Nach 1. Au-frust Wir haben noch Medaillen-Trümpfe

Der 1. Au-frust ist Vergangenheit. Als ganz heisse Medaillenhoffnungen haben wir noch folgende Athleten im Rennen:

  • Publiziert: 02.08.2012

Nicola Spirig (30) wird im Triathlon am Samstag ab 10.00 Uhr um Edelmetall kämpfen. Die Zürcherin konnte in dieser Saison bereits sechs Siege auf ihr Konto verbuchen. Zuletzt erst vor zehn Tagen in Antwerpen.

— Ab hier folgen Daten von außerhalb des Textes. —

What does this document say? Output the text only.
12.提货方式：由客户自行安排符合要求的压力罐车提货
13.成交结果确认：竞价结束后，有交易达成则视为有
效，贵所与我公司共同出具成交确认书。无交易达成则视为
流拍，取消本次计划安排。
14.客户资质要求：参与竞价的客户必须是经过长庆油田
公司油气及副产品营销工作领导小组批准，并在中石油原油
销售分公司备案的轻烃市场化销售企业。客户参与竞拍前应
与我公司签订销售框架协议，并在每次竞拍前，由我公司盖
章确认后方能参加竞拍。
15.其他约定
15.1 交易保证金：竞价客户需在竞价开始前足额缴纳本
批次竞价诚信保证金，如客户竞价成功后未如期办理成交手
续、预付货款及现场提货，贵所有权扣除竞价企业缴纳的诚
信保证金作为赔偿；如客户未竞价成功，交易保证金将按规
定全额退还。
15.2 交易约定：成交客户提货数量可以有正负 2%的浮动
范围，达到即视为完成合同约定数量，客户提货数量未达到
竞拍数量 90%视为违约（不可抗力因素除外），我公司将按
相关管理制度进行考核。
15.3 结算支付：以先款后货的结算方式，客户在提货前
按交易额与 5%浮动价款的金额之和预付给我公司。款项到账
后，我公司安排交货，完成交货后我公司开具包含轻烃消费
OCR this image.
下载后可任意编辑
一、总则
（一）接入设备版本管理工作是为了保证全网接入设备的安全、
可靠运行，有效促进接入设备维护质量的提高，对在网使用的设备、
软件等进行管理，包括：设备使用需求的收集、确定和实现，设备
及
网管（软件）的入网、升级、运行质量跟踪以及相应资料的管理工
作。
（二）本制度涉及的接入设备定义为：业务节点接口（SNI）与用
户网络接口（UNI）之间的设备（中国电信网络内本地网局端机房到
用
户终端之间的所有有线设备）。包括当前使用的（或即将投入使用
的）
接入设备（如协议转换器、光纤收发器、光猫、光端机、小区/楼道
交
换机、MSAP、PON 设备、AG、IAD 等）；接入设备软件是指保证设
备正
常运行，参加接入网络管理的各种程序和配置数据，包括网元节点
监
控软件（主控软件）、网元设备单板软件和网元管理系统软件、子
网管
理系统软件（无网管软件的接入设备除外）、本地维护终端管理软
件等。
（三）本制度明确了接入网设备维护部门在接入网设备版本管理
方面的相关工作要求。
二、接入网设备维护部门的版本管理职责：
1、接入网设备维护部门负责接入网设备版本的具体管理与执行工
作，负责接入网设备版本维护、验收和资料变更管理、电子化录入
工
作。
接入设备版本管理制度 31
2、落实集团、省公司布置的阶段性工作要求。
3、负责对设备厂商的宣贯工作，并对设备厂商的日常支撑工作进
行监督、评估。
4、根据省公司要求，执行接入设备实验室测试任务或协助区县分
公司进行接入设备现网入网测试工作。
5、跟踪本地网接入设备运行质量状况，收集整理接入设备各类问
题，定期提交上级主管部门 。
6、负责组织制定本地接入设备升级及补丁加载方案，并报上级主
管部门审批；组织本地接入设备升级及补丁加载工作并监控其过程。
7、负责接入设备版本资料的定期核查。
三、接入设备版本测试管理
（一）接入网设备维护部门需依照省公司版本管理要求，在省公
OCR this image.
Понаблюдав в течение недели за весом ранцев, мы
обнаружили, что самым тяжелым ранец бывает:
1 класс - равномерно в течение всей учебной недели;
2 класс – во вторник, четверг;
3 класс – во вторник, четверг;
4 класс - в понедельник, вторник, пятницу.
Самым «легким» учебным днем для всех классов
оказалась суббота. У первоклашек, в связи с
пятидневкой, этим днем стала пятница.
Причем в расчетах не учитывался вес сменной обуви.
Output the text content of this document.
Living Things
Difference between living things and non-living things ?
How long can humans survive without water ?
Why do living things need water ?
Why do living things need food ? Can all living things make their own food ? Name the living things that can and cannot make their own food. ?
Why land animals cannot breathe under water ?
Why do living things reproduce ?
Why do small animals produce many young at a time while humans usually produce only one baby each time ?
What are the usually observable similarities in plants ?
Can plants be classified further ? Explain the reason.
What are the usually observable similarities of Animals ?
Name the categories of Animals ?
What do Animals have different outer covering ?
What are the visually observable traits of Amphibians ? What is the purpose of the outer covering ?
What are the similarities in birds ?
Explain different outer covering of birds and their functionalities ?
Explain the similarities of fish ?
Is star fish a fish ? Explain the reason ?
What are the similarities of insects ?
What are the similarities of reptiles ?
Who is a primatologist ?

Nino Schurter (26) ist nach Cancellara unser letzter Trumpf im Sattel. Der Bündner Mountainbiker hat letzte Woche den Weltcupfinal und den Gesamtweltcup gewonnen. Und er weiss nach Bronze in Peking, wie man an Olympia eine Medaille holt. Er steht am Schlusstag (12. August) im Einsatz.

Pius Schwizer (49) kann für die Schweiz gleich doppelt abräumen. Der Springreiter zählt im Einzel (8. August) und mit der Mannschaft (6. August) zu den Favoriten. Nach Bronze in Peking will er in London nun mehr.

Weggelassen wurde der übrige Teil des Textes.